But then I remember that my desire for a baby and our attempts to have another child doesn’t take anything from anyone else. Not even from Julia. We’re so schooled in the economics of scarcity that I forget that such limitations don’t apply here: joy isn’t a commodity to be measured out with only deserving people getting a share, and neither are children, though at times it might feel that way (and, oh boy, have I felt that many times in my 10 months of TTC).  I remember something that I put in words for a friend in an email earlier this week: I’m trying to get pregnant not because I don’t love Julia enough, but because I love her so much.
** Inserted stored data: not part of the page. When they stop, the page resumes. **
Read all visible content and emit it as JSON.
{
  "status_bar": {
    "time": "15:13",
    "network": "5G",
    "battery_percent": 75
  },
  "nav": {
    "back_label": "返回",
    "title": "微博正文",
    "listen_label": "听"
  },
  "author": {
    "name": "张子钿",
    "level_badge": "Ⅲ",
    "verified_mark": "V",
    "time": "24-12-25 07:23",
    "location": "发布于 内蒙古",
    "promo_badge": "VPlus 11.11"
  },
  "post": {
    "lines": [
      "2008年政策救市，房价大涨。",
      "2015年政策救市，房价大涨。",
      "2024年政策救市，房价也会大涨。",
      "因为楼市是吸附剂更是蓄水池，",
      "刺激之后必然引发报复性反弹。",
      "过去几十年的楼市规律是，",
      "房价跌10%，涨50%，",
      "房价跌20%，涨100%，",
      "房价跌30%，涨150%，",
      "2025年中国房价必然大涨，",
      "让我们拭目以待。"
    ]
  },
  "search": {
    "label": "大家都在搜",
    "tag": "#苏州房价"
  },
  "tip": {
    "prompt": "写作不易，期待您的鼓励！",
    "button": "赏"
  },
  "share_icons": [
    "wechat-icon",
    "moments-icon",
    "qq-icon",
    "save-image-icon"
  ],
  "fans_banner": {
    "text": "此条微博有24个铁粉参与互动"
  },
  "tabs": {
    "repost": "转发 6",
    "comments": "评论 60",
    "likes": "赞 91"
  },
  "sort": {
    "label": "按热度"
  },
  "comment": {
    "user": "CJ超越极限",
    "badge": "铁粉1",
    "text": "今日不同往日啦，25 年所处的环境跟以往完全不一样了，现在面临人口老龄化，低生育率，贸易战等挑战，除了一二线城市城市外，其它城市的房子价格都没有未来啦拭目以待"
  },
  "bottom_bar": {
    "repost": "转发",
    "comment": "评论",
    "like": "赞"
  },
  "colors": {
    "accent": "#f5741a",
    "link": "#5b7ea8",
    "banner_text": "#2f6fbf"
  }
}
I know that she was worth everything we did to get her, so I know that the next child, should it appear, will be just as worth it. My love for Julia propels me forward through my pain and frustration and fear.
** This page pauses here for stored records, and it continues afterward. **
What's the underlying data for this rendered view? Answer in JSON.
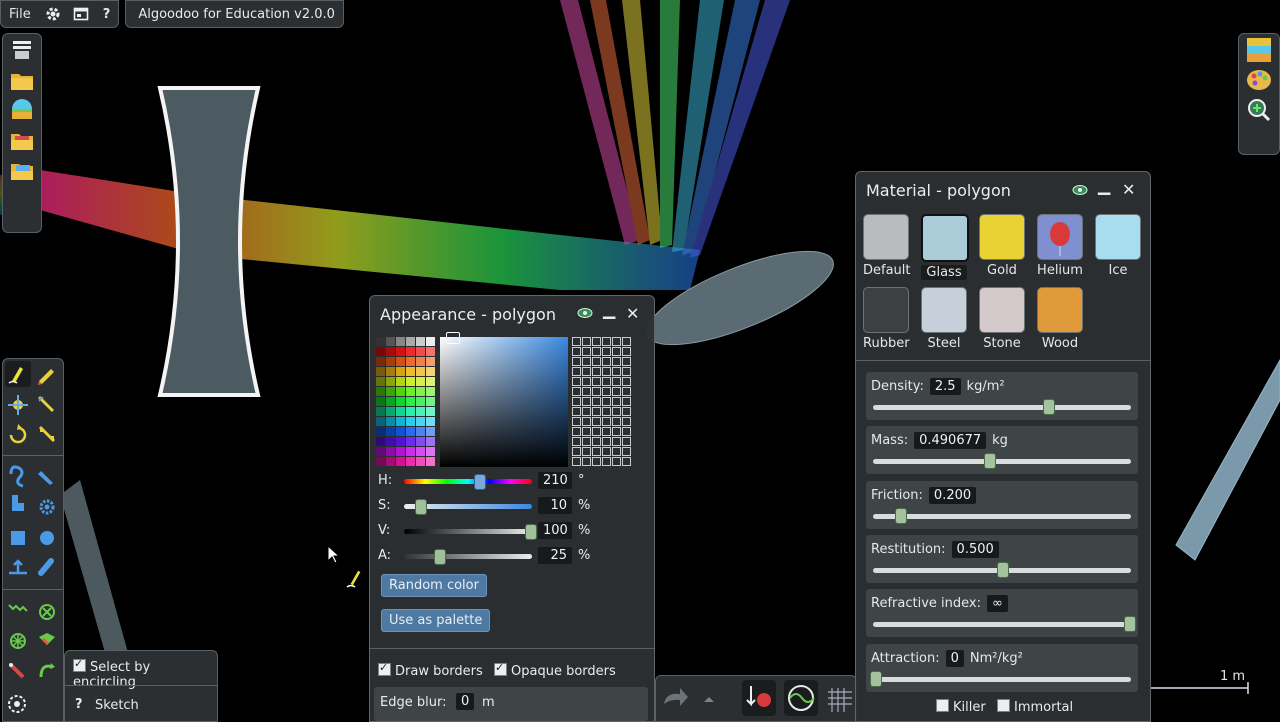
{
  "menubar": {
    "file_label": "File",
    "icons": [
      "gear-icon",
      "window-icon",
      "help-icon"
    ],
    "help_label": "?",
    "app_title": "Algoodoo for Education v2.0.0"
  },
  "appearance": {
    "title": "Appearance - polygon",
    "rows": [
      {
        "label": "H:",
        "value": "210",
        "unit": "°",
        "position": 0.58
      },
      {
        "label": "S:",
        "value": "10",
        "unit": "%",
        "position": 0.1
      },
      {
        "label": "V:",
        "value": "100",
        "unit": "%",
        "position": 1.0
      },
      {
        "label": "A:",
        "value": "25",
        "unit": "%",
        "position": 0.25
      }
    ],
    "random_color_label": "Random color",
    "use_as_palette_label": "Use as palette",
    "draw_borders_label": "Draw borders",
    "opaque_borders_label": "Opaque borders",
    "edge_blur_label": "Edge blur:",
    "edge_blur_value": "0",
    "edge_blur_unit": "m"
  },
  "material": {
    "title": "Material - polygon",
    "presets": [
      {
        "name": "Default",
        "color": "#b9bcbd"
      },
      {
        "name": "Glass",
        "color": "#a9ccd8"
      },
      {
        "name": "Gold",
        "color": "#e9d233"
      },
      {
        "name": "Helium",
        "color": "#7f8fcf"
      },
      {
        "name": "Ice",
        "color": "#a8dcef"
      },
      {
        "name": "Rubber",
        "color": "#3d3f40"
      },
      {
        "name": "Steel",
        "color": "#c7d0da"
      },
      {
        "name": "Stone",
        "color": "#d4c9cb"
      },
      {
        "name": "Wood",
        "color": "#e09a3a"
      }
    ],
    "selected": "Glass",
    "properties": [
      {
        "label": "Density:",
        "value": "2.5",
        "unit": "kg/m²",
        "position": 0.68
      },
      {
        "label": "Mass:",
        "value": "0.490677",
        "unit": "kg",
        "position": 0.45
      },
      {
        "label": "Friction:",
        "value": "0.200",
        "unit": "",
        "position": 0.1
      },
      {
        "label": "Restitution:",
        "value": "0.500",
        "unit": "",
        "position": 0.5
      },
      {
        "label": "Refractive index:",
        "value": "∞",
        "unit": "",
        "position": 1.0
      },
      {
        "label": "Attraction:",
        "value": "0",
        "unit": "Nm²/kg²",
        "position": 0.0
      }
    ],
    "killer_label": "Killer",
    "immortal_label": "Immortal"
  },
  "tool_options": {
    "select_by_encircling_label": "Select by encircling",
    "sketch_label": "Sketch",
    "help_label": "?"
  },
  "scale_label": "1 m",
  "colors": {
    "panel_bg": "#2b2f31",
    "panel_border": "#596064",
    "button_blue": "#4e79a2",
    "slider_knob": "#a3c29d",
    "shape_fill": "#5a6b73",
    "lens_border": "#f0f0f0"
  }
}
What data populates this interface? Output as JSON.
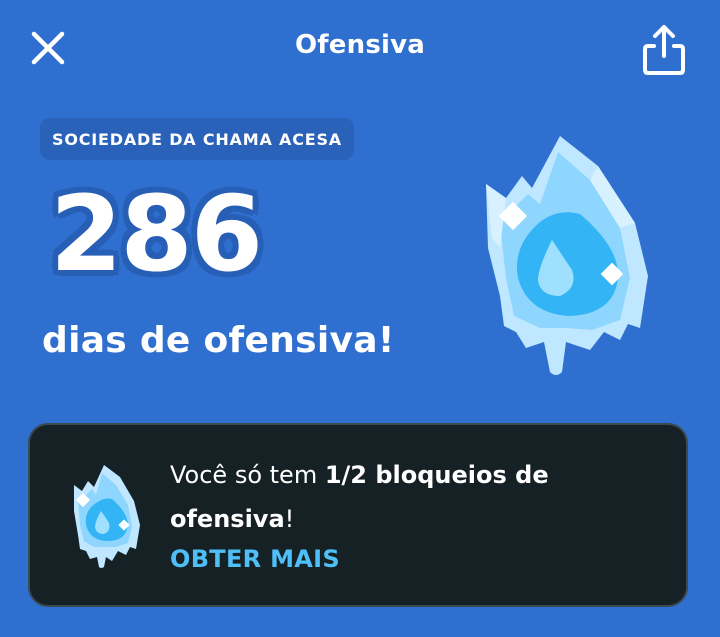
{
  "header": {
    "title": "Ofensiva"
  },
  "streak": {
    "society_label": "SOCIEDADE DA CHAMA ACESA",
    "days": "286",
    "label": "dias de ofensiva!"
  },
  "freeze_card": {
    "text_prefix": "Você só tem ",
    "text_bold": "1/2 bloqueios de ofensiva",
    "text_suffix": "!",
    "action_label": "OBTER MAIS"
  },
  "colors": {
    "background": "#2f6fcf",
    "card_background": "#162125",
    "action_link": "#4ec0f7",
    "ice_light": "#bfe7ff",
    "ice_mid": "#7fd0ff",
    "ice_drop": "#1fa7f2"
  },
  "icons": {
    "close": "close-icon",
    "share": "share-icon",
    "frozen_flame": "frozen-flame-icon"
  }
}
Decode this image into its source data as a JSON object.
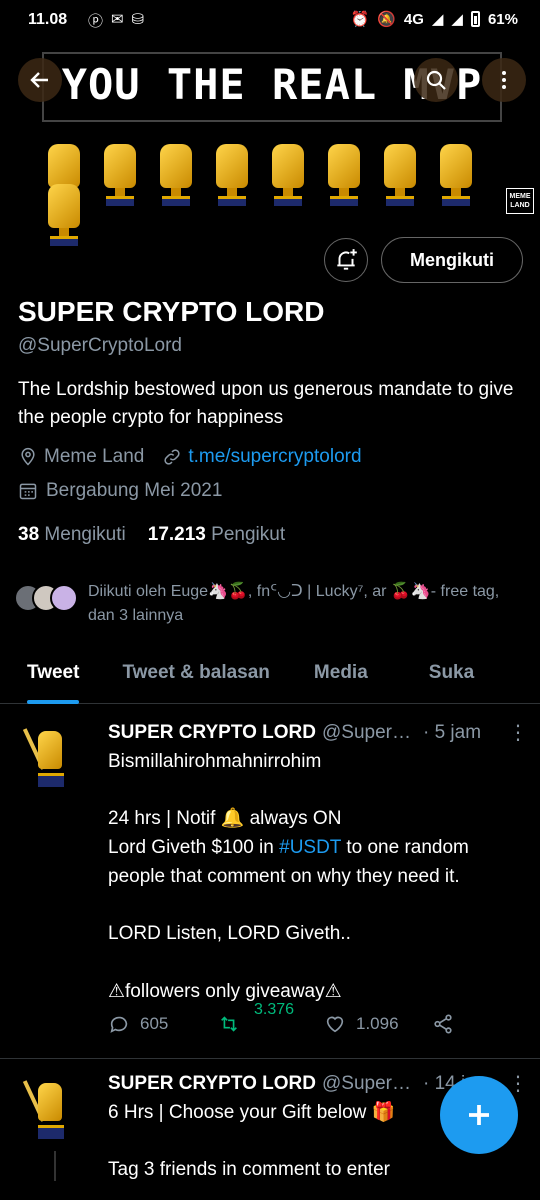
{
  "status": {
    "time": "11.08",
    "network": "4G",
    "battery": "61%"
  },
  "banner": {
    "title": "YOU THE REAL MVP",
    "badge": "MEME LAND"
  },
  "actions": {
    "follow_label": "Mengikuti"
  },
  "profile": {
    "name": "SUPER CRYPTO LORD",
    "handle": "@SuperCryptoLord",
    "bio": "The Lordship bestowed upon us generous mandate to give the people crypto for happiness",
    "location": "Meme Land",
    "link": "t.me/supercryptolord",
    "joined": "Bergabung Mei 2021",
    "following_count": "38",
    "following_label": "Mengikuti",
    "followers_count": "17.213",
    "followers_label": "Pengikut",
    "followed_by": "Diikuti oleh Euge🦄🍒, fnᑦ◡ᑐ | Lucky⁷, ar 🍒🦄- free tag, dan 3 lainnya"
  },
  "tabs": [
    "Tweet",
    "Tweet & balasan",
    "Media",
    "Suka"
  ],
  "tweets": [
    {
      "name": "SUPER CRYPTO LORD",
      "handle": "@SuperCryptoLord",
      "time": "· 5 jam",
      "line1": "Bismillahirohmahnirrohim",
      "line2": "24 hrs | Notif 🔔 always ON",
      "line3a": "Lord Giveth $100 in ",
      "hashtag": "#USDT",
      "line3b": " to one random people that comment on why they need it.",
      "line4": "LORD Listen, LORD Giveth..",
      "line5": "⚠followers only giveaway⚠",
      "replies": "605",
      "retweets": "3.376",
      "likes": "1.096"
    },
    {
      "name": "SUPER CRYPTO LORD",
      "handle": "@SuperCryptoLord",
      "time": "· 14 j",
      "line1": "6 Hrs | Choose your Gift below 🎁",
      "line2": "Tag 3 friends in comment to enter"
    }
  ],
  "icons": {
    "back": "arrow-left-icon",
    "search": "search-icon",
    "more": "more-vertical-icon",
    "notify": "bell-plus-icon",
    "compose": "plus-icon"
  },
  "colors": {
    "accent": "#1d9bf0",
    "retweet": "#00ba7c",
    "background": "#000000"
  }
}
Most of the time my desire for another child is an intellectual thing: my family is not complete, there is a member missing, this is what we feel we must do to rectify that problem; this is accompanied by a feeling of loss similar to missing the presence and company of a known and deeply loved family member. Sometimes my desire for another child is an issue of personal pride: I cannot believe that my body cannot do this thing, I will do this thing because I have never failed to do something I set out to do. (I think I’ve mentioned before that my impulses are not always the most laudable). Other times my desire for another child is a longing for the next step that my life is to take. But rarely is my desire for a baby visceral and sensual. I am too busy with my toddler to miss the milky smell of a baby’s cheeks or the way their eyes gaze at you as if you are the most wondrous thing they have ever or will ever behold.
Until I get to posts like this letter by H.D. I read her sentiments and look at those pictures and I can smell that baby, I can feel those tiny fingers and toes. The very cadence of her words brings back those heady, near-drunken on hormones and sleeplessness, wondrous, love-struck days. I read her post and both the absence of my baby who has turned toddler, and the absence of my baby that has yet to be hits me in the gut.

Clicking over to Lesbian Dad’s site does me no good, either. Those pictures of toddler and little brother help me sketch my own imaginary pictures of Julia meeting a future sibling. The melting of my heart at these images feels a bit too close to crying, and sadness is a part of that, but only a part. The feeling is one of happiness for them and projected happiness for a future us and a keen awareness that the future is not now. And I lose myself in bittersweet dreams for a time.

Dreams that even Katie’s post with the scary NICU pictures, and her long labor as described in her birth story posts, can’t disperse. Because at the end of all that fear is such a beautiful baby.

And I will have another beautiful baby, too. One day. One way or another.